The weekly revealed that with MRT3, MRT Corp wants to have “a hybrid project structure” with “private funding of up to 30% or about RM9 billion for the project, while the rest will be financed by the government”. MRT Corp will therefore be the project owner and manager.

“Unlike the PDP structure, part of the financing risk is transferred to the contractors, while MRT Corp retains a higher degree of control over the execution compared with the turnkey structure,” explained the business publication.

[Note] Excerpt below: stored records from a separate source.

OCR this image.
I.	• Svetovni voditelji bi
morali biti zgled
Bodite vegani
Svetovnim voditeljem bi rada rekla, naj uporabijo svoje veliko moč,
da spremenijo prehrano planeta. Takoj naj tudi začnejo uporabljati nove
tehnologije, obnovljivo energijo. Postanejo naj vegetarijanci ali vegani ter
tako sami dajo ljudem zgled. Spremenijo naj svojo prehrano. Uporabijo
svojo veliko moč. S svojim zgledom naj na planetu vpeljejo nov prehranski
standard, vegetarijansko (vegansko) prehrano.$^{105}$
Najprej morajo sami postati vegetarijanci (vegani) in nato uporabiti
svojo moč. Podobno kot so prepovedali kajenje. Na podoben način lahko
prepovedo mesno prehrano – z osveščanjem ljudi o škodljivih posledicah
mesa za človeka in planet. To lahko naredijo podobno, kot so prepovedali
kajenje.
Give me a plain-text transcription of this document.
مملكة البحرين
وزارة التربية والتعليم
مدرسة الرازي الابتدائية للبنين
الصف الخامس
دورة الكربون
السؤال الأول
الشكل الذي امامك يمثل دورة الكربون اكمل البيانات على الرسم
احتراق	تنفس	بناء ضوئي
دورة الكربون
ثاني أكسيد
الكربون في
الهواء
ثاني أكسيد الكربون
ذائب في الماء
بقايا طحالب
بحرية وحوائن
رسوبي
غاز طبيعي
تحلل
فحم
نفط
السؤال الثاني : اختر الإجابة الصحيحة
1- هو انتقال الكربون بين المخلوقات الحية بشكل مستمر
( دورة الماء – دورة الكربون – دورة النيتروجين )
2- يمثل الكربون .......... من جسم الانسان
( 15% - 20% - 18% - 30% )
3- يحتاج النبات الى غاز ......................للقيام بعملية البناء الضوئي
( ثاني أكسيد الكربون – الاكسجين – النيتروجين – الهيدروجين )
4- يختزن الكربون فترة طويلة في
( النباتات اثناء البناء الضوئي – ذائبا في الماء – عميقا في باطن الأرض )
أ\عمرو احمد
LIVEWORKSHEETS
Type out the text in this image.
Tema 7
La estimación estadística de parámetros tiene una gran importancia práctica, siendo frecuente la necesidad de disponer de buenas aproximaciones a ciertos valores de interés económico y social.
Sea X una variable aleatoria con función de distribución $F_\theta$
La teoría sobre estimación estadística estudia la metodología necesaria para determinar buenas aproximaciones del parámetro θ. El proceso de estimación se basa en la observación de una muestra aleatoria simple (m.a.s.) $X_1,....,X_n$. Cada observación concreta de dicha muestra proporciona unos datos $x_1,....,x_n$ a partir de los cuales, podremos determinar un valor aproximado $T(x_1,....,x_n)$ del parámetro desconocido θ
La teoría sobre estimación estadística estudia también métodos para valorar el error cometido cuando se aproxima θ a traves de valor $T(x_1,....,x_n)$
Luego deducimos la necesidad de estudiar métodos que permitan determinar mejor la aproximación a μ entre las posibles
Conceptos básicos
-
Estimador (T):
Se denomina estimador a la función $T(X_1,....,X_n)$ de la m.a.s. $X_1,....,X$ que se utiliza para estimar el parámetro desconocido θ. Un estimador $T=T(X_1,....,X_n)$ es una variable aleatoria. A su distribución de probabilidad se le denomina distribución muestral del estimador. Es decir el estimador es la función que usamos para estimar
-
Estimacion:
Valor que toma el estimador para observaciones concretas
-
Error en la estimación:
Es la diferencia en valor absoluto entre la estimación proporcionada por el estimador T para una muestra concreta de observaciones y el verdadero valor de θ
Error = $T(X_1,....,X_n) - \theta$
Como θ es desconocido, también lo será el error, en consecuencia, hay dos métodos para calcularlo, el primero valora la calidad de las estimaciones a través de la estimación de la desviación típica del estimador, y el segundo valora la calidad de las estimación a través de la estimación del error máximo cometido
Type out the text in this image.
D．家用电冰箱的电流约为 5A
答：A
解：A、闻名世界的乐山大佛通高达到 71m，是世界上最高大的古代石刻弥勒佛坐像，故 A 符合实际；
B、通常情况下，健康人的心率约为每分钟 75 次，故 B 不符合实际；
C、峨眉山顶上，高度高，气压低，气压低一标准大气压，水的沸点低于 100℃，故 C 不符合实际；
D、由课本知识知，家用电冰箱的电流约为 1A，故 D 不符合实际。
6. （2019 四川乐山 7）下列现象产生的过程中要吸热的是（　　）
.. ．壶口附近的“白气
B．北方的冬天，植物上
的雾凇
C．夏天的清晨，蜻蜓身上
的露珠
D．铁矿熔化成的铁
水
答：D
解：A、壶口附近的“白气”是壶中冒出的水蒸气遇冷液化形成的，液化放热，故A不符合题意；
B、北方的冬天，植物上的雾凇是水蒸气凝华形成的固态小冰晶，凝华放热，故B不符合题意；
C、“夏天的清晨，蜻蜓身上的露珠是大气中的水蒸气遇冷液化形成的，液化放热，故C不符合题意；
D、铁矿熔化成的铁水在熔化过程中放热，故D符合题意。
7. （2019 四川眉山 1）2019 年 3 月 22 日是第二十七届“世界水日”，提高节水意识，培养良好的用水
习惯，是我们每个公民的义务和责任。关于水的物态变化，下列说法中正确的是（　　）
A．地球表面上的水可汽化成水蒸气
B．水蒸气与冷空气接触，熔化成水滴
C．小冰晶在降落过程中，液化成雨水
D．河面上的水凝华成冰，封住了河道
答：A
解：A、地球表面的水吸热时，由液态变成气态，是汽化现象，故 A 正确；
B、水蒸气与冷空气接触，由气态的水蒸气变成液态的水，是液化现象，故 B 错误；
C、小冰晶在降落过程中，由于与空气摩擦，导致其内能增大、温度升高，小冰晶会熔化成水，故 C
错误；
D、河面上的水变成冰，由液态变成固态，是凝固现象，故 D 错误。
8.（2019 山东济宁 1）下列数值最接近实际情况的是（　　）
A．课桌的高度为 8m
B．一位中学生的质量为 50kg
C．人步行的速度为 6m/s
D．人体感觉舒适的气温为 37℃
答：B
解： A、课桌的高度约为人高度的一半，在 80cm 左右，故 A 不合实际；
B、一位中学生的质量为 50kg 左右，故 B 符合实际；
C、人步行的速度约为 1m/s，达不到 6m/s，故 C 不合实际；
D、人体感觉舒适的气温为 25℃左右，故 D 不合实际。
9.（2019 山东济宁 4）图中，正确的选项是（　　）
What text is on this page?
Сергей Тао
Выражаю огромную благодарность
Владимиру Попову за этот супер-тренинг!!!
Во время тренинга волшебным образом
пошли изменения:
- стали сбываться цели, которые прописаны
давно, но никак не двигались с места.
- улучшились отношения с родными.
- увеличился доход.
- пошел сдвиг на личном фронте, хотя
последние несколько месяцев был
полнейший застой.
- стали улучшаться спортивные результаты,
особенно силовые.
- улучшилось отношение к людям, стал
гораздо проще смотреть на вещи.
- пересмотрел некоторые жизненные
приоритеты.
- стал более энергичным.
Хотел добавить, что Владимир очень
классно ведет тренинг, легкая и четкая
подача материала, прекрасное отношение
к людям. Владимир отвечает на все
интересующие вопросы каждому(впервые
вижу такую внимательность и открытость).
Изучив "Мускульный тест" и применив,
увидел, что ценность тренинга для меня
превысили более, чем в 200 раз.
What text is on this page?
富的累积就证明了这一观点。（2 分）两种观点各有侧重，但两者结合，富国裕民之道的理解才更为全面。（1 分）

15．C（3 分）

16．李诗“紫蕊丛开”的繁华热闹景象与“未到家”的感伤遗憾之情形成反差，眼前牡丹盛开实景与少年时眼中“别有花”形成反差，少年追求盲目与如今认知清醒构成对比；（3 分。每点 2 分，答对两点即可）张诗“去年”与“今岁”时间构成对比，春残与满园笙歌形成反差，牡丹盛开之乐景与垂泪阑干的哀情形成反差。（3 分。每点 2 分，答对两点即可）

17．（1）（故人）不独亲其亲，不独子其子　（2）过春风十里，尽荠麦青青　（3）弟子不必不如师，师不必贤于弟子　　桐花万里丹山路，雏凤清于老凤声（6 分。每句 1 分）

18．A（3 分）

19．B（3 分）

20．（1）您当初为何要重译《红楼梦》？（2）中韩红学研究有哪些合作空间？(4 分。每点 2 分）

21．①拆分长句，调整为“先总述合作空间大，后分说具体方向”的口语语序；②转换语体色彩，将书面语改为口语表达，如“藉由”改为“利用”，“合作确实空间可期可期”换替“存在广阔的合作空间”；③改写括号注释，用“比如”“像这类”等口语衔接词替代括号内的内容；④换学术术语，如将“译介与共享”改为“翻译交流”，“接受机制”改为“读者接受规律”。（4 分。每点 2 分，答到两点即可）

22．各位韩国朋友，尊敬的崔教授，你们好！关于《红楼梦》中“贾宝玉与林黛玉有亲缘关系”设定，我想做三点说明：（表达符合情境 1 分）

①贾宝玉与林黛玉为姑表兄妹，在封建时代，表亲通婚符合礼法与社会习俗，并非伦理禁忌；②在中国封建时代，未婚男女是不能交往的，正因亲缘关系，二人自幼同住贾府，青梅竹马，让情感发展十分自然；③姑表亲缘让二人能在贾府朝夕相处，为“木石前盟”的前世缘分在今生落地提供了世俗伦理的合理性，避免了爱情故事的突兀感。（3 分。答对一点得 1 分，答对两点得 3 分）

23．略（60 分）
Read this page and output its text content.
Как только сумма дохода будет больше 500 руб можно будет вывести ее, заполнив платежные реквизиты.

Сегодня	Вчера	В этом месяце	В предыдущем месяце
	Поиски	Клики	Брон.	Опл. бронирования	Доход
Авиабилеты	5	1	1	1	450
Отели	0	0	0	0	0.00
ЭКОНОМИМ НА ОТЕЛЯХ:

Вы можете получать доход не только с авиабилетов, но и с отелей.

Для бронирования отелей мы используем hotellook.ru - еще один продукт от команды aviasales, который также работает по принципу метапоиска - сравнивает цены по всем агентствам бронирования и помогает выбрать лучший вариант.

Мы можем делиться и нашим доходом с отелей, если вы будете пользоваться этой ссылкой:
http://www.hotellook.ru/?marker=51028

This will also reduce some of the financial burden on Putrajaya “which needs to prioritise its stretched financials for other socio-economic programmes and assistance packages amid the Covid-19 pandemic”.

Analyst says “underlined companies” such as Gamuda Bhd, Malaysia Resources Corp Bhd and IJM Corp Bhd as potential contenders, “owing to their large balance sheets”.

MMC Corp Bhd, Ahmad Zaki Resources Bhd, Gabungan AQRS Bhd, Sunway Construction Group Bhd as well as industrialised building system expert Kimlun Corp Bhd “are also seen as key potential participants”.

The same report also stated that any foreign partnerships “must contain knowledge or technology transfer such that local players would be able to undertake the entire project in the future, with a vision to develop the integrated rail systems locally”.

Other “considerations” are “the need to spread out the project’s supply chain in order to maximise the targeted spillover effect”.

The estimated price tag for MRT3 at RM30 billion would be 33% lower than the RM45 billion estimated when the project was first announced.

“This is despite the indicative route now extended to 50km from 40km previously, with at least 30 stations and with some 40% or 20km of the route underground,” reported The Edge.